Pour y parvenir, il faut pratiquer la « méthode critique » qui consiste à authentifier la source des documents (critique externe) et à évaluer leur cohérence (critique interne).

Elle implique l'étude des supports matériels, la traduction et l'interprétation des textes, le croisement des témoignages, etc.

Certes, cette méthode exigeante réduit la part de données factuelles qui peuvent être établies.

Mais au moins, la communauté des historiens offre à celles qui peuvent l'être une certitude solide. Mais, parmi la masse innombrable des faits que rencontre l'historien, lesquels doit-il choisir de relater ? Ceux qui engagent de façon décisive la vie des sociétés, semble-t-il.

D'où l'intérêt longtemps presque exclusif de l'historien pour les actes des gouvernants, intrigues, batailles, traités. À cette priorité accordée à l'histoire politique, Voltaire opposait, dans son Essai sur les moeurs, le souci d'étudier le soubassement social, économique, moral sans lequel on ne la comprend pas.

C'est dans cet esprit qu'au XXe siècle, en France, le mouvement dit de la « nouvelle histoire » a ouvert de nouveaux territoires à l'historien : la démographie, les mentalités, l'économie, les techniques.

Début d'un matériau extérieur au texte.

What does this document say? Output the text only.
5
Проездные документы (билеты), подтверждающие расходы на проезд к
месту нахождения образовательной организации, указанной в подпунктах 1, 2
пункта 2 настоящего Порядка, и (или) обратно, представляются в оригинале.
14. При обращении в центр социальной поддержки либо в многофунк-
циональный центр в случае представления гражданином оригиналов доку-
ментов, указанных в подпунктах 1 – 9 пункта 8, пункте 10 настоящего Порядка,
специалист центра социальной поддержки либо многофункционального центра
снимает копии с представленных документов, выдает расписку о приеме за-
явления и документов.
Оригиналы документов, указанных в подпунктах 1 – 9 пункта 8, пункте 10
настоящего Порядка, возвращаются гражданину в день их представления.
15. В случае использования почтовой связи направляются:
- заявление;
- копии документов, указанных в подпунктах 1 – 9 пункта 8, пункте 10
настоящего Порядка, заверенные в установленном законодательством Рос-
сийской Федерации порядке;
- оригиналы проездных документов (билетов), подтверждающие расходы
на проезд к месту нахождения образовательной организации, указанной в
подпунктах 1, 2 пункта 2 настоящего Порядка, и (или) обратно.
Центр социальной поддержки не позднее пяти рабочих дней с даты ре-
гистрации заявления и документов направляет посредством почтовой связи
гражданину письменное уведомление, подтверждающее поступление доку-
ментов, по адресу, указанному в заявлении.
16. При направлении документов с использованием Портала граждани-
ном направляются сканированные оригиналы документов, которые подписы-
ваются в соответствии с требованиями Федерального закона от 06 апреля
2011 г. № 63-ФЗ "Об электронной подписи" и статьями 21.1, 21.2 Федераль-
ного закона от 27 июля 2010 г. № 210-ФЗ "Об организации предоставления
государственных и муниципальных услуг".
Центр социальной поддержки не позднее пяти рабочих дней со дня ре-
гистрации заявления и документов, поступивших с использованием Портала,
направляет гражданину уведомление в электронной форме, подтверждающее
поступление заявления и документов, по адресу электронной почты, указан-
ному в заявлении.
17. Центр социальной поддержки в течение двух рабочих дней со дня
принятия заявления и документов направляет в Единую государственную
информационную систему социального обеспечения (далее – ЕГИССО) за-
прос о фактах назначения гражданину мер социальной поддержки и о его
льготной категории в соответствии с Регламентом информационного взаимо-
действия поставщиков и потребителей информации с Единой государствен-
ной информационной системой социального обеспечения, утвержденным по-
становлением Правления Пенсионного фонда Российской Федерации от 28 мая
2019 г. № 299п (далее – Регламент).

C'est ainsi qu'on a étudié l'enfant et la famille sous l'Ancien Régime, la femme dans la société médiévale, l'évolution du prix du blé au xviiie siècle, etc., tous domaines dans lesquels la condition des hommes évolue lentement et sous l'effet de facteurs impersonnels. Mais l'histoire doit prendre aussi en charge le passé récent des sociétés.

Lorsque ce passé a été marqué par des événements tragiques, ceux qui les ont vécus ont à coeur de transmettre leur témoignage.

C'est ainsi que s'est exprimée, depuis une vingtaine d'année, en France notamment, l'affirmation d'un devoir de mémoire.

Comment les historiens doivent-ils y répondre ? 1° La construction du fait historique. Le fait historique est un fait passé, donc n'est pas observable.

Mais on peut reconstruire le fait passé à partir de ses « traces » présentes, des « documents » qui subsistent (nous avons vu que même en physique il n'est pas d'observation passive du donné).

Ces documents sont d'abord les témoignages, les récits qui nous ont légués les générations précédentes.

Mais ces récits, malheureusement, n'ont pas toujours été établis selon les exigences de l'esprit scientifique.

Nous pouvons connaître l'histoire romaine d'après Tite-Live, mais Tite-Live n'a fait que reprendre les écrits de ses prédécesseurs Polybe ou Valérius Antias.

Et quelle garantie nous offrent les premiers témoins ? On a dit que l'historien se trouve dans la condition d'un physicien qui ne connaîtrait les faits que par le compte rendu d'un garçon de laboratoire ignorant et menteurs. L'historien ne peut utiliser un témoignage qu'en prenant toute une série de précautions dont l'ensemble constitue la Critique. La Critique implique non pas un refus systématique, mais un choix éclairé (au sens étymologique grec, c'est le tri, le discernement).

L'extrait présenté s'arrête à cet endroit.